Precision medicine in rheumatology: Enormous opportunity exists
EXPERT ANALYSIS FROM THE WINTER RHEUMATOLOGY SYMPOSIUM
The findings led to a “cumulative hit hypothesis” for autoimmune disease, and help to clarify genetic architecture and ethnic disparities in SLE, they concluded.
“So we now have over a hundred genetic regions that have been associated with lupus, compared to healthy controls,” Dr. James said.
A frustration with genetic data such as these, however, is the challenge of “getting it into the clinic,” she noted.
“I think that looking at individual [single nuclear polymorphisms] is probably not what we’re going to be doing, but we’re seeing a lot of interest in the idea of genetic load,” she said, explaining that it may soon be possible to use genetic load information to evaluate patient risk.
A recent study at her institution looked at lupus risk from another angle: She and her colleagues recontacted family members from Oklahoma Lupus Genetics studies to look more closely at which blood relatives of SLE patients transitioned to SLE, and what factors were associated with that transition when compared with relatives who remained unaffected (Arthritis Rheumatol. 2017;69[3]:630-42).
Among the findings was a higher risk of transitioning among family members with both a positive antinuclear antibody test and a baseline Connective Tissue Disease Screening Questionnaire score indicative of connective tissue disease.
“We also found, of course, biomarkers, or blood markers, that helped us identify the individuals who were at the highest risk of transitioning, so we think a blood test might really be helpful,” she said.

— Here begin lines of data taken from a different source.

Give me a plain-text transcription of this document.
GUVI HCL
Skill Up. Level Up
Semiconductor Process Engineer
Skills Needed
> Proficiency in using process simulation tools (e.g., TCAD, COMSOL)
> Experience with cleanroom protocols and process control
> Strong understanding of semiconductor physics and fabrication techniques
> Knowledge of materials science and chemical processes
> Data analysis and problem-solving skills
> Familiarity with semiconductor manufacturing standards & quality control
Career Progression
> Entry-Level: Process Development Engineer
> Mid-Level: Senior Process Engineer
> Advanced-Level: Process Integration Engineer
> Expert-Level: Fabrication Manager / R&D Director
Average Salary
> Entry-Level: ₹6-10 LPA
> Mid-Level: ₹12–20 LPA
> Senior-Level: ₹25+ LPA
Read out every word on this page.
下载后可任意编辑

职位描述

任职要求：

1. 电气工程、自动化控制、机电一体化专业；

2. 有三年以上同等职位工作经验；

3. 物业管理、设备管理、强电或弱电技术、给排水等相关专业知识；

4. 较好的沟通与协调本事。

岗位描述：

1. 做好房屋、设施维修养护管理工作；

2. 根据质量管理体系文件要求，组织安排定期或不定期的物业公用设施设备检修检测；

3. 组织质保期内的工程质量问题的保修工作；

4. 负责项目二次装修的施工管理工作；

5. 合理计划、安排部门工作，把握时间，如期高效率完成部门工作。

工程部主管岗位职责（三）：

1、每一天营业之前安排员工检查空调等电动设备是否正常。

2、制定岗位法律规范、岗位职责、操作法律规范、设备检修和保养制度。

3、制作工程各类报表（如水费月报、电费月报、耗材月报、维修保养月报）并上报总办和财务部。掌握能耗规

That study also suggested that there may be ways to intervene in SLE patients’ relatives at increased risk for also developing lupus. For example, those who transitioned had increased levels of soluble tumor necrosis factor receptors and the interferon-driven chemokine MCP-3; a prevention trial is now underway, she noted.
Beyond genetics
Genetics are just one piece of the precision medicine puzzle, and other areas of investigation that may help to divide patients into subgroups for more precise treatment include genomics, soluble mediators, and immunophenotyping, Dr. James said.
“It may be that we need different pieces of all of these things to help guide our treatment in lupus patients,” she said.
Longitudinal clinical and blood transcriptional profiling of patients in the Dallas Pediatric SLE cohort, for example, identified a molecular classification system for SLE patients. The analysis of 972 samples from 158 SLE patients and 48 healthy controls, which were collected for up to 4 years, showed that an interferon response signature was present in 784 of the samples.
The investigators found that a plasmablast signature, which is found more in African-American patients than in other populations, best correlates with disease activity and that a neutrophil-related signature is associated with progression to active lupus nephritis (Cell. 2016;165[3]:551-65).
“This is something that will potentially be helpful [in the clinic], and we need to test this in the adult population,” Dr. James said.
The investigators also were able to stratify patients, based on individual immunoprofiling, into seven major groups based on molecular correlates. They concluded that such stratification could help improve the outcomes of clinical trials in SLE.
In another study, researchers looked at longitudinal gene expression in SLE patients by stratifying each of two independent sets of patients (a pediatric cohort and an adult cohort) into three clinically differentiated disease clusters defined by mechanisms of disease progression (Arthritis Rheumatol. Dec 2018;70[12]:2025-35).
The clusters included one showing a correlation between the percentage of neutrophils and disease activity progression, one showing a correlation between the percentage of lymphocytes and disease activity progression, and a third for which the percentage of neutrophils correlated to a lesser degree with disease activity but was functionally more heterogeneous. Patients in the two neutrophil‐driven clusters had an increased risk of developing proliferative nephritis.
The results have implications for treatment, trial design, and understanding of disease etiology, the investigators concluded.
“This may help us in the future as we think about which medicine to start patients on, and which medicines to start patients on first,” Dr. James said.
It is clear that precision medicine will play an increasingly important role in rheumatology, Dr. James said, when considering the context of other findings in recent years, such as those from studies looking at soluble mediators of inflammation associated with disease flare, as well as those that involved extensive immunophenotyping and showed widely divergent transcriptional patterns based on ancestral backgrounds. Other research, such as the BOLD (Biomarkers of Lupus Disease) study, looked at various mechanisms of disease flare.
Numerous types of personalized therapies are being considered in rheumatology, ranging from expanded regulatory T cells to chimeric antigen receptor T cell therapy to risk profiling for disease prevention, just to name a few. Going forward it will be important to perform more systems biology analyses to assemble precision medicine–related data that can inform clinical diagnosis, prognosis, and therapy selection and optimization, she said.
The future of personalized therapies in rheumatology will require more input from rheumatologists on large-scale precision medicine projects such as the National Institutes of Health’s All of Us Research Project and the Million Veteran Program, as well as other similar programs of major health systems, she noted, adding that different types of training and interaction with molecular pathologists, genetic counselors, health coaches, and other key players also are needed.
Dr. James reported having no relevant disclosures.